Measure how much time you lose in the kernel launch (compare the version with a kernel launch per iteration to one that just loops over iterations inside the kernel, possibly producing wrong results). Is it really worth trying the global synchronization without kernel launch? Relative overhead is getting even smaller with increasing problem size.
Having said that, your problem is almost ideal: Barring major hiccups, with simple round-robin scheduling of blocks the dependencies should almost always be fulfilled. You could build an array of “ready” flags in memory that indicate whether each block is finished yet (or a simplified version where just a counter is kept for finished blocks, forcing blocks to potentially spin if previous blocks haven’t finished yet). Each block could then check at the beginning whether its dependencies are fulfilled, and spin (or grab a different block to work on) if not. Instrument your kernel to see how many times blocks spin, and for how long. If the GPU block scheduler turns out not to work round-robin, build your own one using atomic operations. Once this works, go back to benchmarking: With all the extra bookkeeping, is your code actually faster than the original one that just launches a new kernel for each iteration?
Good point. Maybe the thread fence can help in telling which block is finished.
I got a little confused. I usually use i and j as indices of a 2D matrix. This a ‘time dependent’ problem in which the next step depends on the previous step. The only way is to have a kernel call for each i. The A=B is avoided by using 2 pointers and then inverted like <<<>>>(A,B) and the next <<<>>>(B,A). I suggest to use shared memory.

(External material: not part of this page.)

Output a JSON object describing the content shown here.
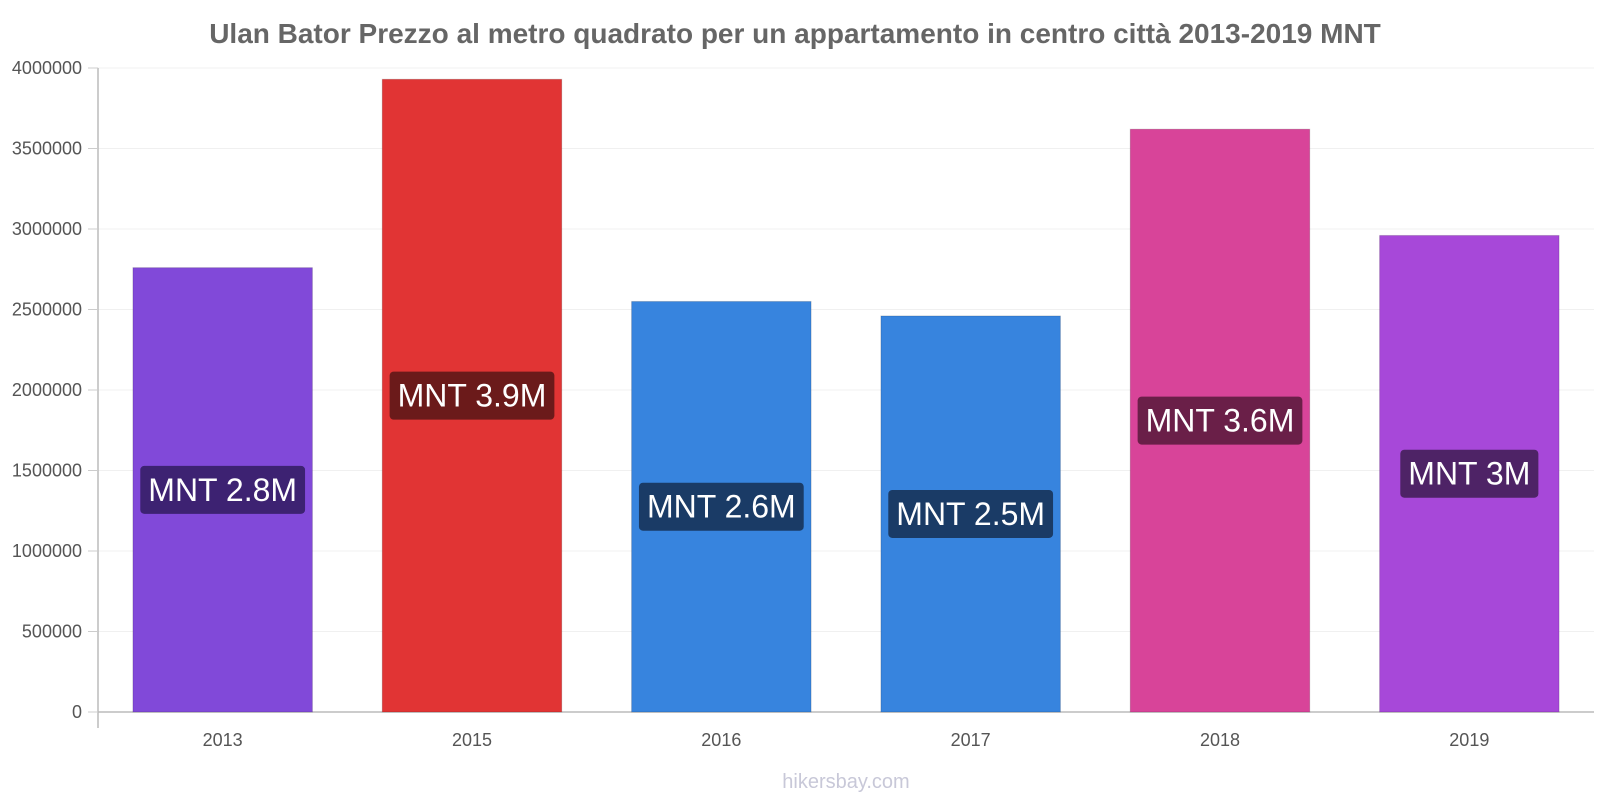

By the time, in the best case I got speedup x2 with the global barrier vs. launching a new kernel each iteration (without memory transfers each iteration). When I say best case I mean having 2000 elems in the input data array. Although I might have race conditions in the case of global barrier referenced in my first post.
I actually do not understand what exactly you are saying in this part, nonetheless, I think this is exactly the global barrier referenced in the first post. On the other hand I already said I got race conditions with that barrier.
The idea of this topic is to clear things related to the barrier and see why is not working properly.